Why a log()? Because probabilities for action would range from 0–1 which are very small values and lead to training instabilities hence log is used for probabilities.

7. Calculate gradients and apply them on the network for backpropagation

That’s it !!

Now, once the agent gets trained, we will render this whole environment using pygame animation following the below code snippet. First, declare a few constants and load a fresh environment and our trained network

#pygame essentials
pygame.init()
DISPLAYSURF = pygame.display.set_mode((500,500),0,32)
clock = pygame.time.Clock()
pygame.display.flip()

def print_summary(text,cood,size):
        font = pygame.font.Font(pygame.font.get_default_font(), size)
        text_surface = font.render(text, True, (255,255,255))
        DISPLAYSURF.blit(text_surface,cood)

#openai gym env
env = gym.make('LunarLander-v2')
input_shape = env.observation_space.shape[0]
num_actions = env.action_space.n
state = env.reset()

done = False
count=0
done=False
steps = 0
#loading trained model
policy_network = tf.keras.models.load_model('keras')

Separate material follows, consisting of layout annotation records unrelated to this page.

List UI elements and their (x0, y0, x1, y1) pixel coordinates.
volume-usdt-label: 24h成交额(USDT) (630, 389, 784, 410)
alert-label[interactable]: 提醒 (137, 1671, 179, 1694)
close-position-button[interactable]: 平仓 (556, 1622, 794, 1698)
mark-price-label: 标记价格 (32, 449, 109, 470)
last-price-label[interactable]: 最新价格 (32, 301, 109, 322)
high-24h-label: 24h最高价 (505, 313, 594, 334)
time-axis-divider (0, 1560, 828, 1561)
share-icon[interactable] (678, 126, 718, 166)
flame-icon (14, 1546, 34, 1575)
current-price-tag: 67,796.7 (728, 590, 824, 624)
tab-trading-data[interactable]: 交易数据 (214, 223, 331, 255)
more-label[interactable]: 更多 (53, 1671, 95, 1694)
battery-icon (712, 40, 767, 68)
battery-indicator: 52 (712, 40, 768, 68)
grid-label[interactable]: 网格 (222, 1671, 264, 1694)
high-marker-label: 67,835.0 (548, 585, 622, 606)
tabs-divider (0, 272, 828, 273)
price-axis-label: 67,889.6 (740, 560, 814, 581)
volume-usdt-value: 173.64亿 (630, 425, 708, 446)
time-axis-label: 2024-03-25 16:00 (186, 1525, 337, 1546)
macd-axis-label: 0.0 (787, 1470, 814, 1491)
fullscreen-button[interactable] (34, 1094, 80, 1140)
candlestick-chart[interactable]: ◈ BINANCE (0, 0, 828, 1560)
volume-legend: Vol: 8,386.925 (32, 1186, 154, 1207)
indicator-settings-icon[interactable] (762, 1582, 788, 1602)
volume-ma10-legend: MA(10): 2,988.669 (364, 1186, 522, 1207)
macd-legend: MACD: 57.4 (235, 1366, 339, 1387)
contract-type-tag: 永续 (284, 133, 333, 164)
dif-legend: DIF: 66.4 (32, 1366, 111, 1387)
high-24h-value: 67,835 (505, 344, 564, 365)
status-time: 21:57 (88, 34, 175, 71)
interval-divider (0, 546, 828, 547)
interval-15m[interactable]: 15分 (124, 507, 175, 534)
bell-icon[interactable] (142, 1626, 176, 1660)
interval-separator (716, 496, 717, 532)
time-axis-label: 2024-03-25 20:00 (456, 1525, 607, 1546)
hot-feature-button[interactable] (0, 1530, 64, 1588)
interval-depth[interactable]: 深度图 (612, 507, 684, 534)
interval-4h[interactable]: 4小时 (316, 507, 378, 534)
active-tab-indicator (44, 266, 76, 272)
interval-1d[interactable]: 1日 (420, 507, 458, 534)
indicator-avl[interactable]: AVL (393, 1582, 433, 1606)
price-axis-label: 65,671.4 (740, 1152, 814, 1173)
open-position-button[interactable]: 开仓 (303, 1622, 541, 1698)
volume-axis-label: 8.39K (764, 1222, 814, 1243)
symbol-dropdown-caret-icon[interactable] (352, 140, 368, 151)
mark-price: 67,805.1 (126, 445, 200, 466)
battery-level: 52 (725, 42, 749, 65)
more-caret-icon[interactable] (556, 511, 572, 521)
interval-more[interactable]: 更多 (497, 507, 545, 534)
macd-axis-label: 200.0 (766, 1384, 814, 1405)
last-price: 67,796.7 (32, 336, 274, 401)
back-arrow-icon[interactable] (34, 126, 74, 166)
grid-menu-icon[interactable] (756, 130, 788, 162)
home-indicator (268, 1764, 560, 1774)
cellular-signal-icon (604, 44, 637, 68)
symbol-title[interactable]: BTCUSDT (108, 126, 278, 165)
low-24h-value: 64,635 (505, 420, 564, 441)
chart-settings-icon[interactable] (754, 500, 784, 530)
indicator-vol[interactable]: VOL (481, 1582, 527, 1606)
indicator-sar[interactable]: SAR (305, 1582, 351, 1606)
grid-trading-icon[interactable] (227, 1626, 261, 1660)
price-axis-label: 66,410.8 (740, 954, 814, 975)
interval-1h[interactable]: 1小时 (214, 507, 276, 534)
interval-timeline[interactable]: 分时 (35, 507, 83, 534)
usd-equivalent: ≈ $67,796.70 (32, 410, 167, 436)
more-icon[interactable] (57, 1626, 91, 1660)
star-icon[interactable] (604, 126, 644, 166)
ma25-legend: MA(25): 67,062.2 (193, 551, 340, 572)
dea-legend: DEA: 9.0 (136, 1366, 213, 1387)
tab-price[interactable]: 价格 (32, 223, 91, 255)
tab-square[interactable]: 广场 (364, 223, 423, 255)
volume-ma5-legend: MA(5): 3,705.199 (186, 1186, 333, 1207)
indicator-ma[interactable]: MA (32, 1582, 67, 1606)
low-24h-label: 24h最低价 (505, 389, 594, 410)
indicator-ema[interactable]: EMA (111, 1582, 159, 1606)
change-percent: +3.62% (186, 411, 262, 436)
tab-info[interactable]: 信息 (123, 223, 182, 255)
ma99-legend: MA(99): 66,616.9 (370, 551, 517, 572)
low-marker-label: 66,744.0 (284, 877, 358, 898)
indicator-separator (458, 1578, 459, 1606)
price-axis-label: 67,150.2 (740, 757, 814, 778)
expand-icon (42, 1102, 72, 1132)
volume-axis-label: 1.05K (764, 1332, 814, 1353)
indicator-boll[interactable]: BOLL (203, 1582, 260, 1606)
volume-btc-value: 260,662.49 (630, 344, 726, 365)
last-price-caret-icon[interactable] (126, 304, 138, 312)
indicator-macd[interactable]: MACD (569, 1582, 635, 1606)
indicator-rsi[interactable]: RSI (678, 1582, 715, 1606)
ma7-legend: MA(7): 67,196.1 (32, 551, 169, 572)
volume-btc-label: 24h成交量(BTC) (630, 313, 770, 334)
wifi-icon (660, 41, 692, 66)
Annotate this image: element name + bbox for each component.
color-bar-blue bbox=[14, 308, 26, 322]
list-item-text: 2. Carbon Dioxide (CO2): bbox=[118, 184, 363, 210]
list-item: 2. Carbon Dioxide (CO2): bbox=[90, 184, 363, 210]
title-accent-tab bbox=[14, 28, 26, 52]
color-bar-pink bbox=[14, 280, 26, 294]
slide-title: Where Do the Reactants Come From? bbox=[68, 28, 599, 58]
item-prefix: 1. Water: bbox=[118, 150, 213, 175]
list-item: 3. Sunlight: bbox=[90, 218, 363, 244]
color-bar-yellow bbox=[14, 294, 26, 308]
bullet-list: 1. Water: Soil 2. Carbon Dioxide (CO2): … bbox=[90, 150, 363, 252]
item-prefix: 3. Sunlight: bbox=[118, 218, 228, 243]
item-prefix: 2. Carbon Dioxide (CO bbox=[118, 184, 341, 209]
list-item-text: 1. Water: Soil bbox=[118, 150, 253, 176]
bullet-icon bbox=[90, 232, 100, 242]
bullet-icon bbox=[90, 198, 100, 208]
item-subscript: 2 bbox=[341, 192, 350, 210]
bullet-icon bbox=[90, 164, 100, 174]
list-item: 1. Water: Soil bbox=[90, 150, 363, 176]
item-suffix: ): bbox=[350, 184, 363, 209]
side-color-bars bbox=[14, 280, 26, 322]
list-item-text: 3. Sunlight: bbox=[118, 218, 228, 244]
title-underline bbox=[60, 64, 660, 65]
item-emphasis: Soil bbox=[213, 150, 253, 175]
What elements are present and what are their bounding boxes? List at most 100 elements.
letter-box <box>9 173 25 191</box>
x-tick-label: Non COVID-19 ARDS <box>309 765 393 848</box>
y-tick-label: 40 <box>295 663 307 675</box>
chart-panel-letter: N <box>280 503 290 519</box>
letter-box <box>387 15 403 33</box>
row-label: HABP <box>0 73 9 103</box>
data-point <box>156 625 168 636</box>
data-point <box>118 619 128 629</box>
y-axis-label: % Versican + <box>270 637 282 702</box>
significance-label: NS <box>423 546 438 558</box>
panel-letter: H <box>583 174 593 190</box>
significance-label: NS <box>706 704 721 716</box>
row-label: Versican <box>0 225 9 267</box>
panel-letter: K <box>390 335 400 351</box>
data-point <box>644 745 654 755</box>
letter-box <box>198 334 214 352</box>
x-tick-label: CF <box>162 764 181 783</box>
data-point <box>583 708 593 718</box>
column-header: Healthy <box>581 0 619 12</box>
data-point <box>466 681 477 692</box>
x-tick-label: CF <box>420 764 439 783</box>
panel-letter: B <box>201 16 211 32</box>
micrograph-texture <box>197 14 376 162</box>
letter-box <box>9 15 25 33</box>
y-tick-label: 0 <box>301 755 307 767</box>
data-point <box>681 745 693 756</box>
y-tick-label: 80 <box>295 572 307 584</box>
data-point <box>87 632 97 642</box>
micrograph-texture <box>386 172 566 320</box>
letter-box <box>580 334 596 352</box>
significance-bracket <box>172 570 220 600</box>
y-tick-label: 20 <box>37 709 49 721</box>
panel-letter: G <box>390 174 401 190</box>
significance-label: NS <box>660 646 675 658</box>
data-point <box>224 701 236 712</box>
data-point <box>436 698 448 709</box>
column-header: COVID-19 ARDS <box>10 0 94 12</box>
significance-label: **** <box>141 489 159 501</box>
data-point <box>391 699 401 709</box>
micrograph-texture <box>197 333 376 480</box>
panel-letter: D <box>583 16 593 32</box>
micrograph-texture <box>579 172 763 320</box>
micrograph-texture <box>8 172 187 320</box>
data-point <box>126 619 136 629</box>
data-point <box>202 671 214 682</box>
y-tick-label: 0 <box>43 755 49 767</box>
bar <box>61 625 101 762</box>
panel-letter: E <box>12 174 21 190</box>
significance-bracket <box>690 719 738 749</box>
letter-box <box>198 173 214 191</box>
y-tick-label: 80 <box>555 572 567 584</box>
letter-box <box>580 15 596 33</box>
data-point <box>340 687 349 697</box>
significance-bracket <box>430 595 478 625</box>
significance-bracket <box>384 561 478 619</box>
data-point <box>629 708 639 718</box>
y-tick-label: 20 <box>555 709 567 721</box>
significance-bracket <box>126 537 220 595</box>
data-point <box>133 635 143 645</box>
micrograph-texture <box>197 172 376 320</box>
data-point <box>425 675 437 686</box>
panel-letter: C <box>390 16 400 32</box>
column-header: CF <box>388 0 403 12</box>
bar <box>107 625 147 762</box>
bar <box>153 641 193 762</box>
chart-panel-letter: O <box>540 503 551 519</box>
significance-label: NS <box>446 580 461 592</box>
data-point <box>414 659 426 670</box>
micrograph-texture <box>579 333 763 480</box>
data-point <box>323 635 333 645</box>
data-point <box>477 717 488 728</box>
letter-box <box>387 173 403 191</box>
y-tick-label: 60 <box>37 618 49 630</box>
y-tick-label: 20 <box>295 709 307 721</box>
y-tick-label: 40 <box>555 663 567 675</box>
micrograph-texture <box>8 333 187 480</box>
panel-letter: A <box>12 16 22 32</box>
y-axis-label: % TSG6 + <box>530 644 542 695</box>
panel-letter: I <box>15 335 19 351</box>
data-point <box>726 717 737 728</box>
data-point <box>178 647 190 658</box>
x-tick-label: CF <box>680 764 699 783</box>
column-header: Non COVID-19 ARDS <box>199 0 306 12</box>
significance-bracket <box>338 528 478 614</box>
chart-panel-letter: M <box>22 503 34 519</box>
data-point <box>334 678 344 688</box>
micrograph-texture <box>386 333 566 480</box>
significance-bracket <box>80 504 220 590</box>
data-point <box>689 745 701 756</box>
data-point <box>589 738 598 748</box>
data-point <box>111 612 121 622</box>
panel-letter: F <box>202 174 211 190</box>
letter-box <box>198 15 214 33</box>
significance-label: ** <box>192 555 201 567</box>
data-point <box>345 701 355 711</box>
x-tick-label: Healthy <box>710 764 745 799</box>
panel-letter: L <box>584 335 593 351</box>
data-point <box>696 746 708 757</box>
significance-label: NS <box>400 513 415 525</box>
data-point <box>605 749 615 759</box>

Now the loop for running the simulation for 1 episode

while not done:
    steps+=1
    
    # Get the action probabilities from the policy network
    action_probs = policy_network.predict(np.array([state]))[0]

    # Choose an action based on the action probabilities
    action = np.random.choice(num_actions, p=action_probs)

    next_state, reward, done, info = env.step(action) # take a step in the environment
    image = env.render(mode='rgb_array') # render the environment to the screen
   
    #convert image to pygame surface object
    image = Image.fromarray(image,'RGB')
    mode,size,data = image.mode,image.size,image.tobytes()
    image = pygame.image.fromstring(data, size, mode)

    DISPLAYSURF.blit(image,(0,0))
    print_summary('Step {}'.format(steps),(10,10),15)
    pygame.display.update()
    clock.tick(100)
    count+=1
    pygame.time.delay(10)
    state = next_state 

pygame.quit()

The explanation is simple

After resetting the env, starting off with the initial state, use the trained Policy Network to generate probabilities for 3 actions
Choose one of the actions depending on the probability
Render the environment as an RGB array (image) after the action is taken
Convert this array into a pygame surface to draw on the pygame window
Using displayburf.blit, draw the image
Add summary text like total steps using the print_summary function described earlier
Once the episode is done, display the end message and end the window.

Below video can give you an idea about the final agent that is trained for ~1000 episodes.

As was using CPU, it took me some 5–6 hours to get here. Also, I even tried my hands with more complex environments like Atari games but due to more complexity, the training would have taken an eternity on my age-old PC. Though, this code can be used to train any OpenAI agent that has a state space of 1d array (like CartPole, Hill Climbing, etc) in OpenAI gym environments. For Atari games, this state space is of 3D dimension hence minor tweaks in the policy network (addition of conv2d layers) are required.

That’s all for today, see you soon !!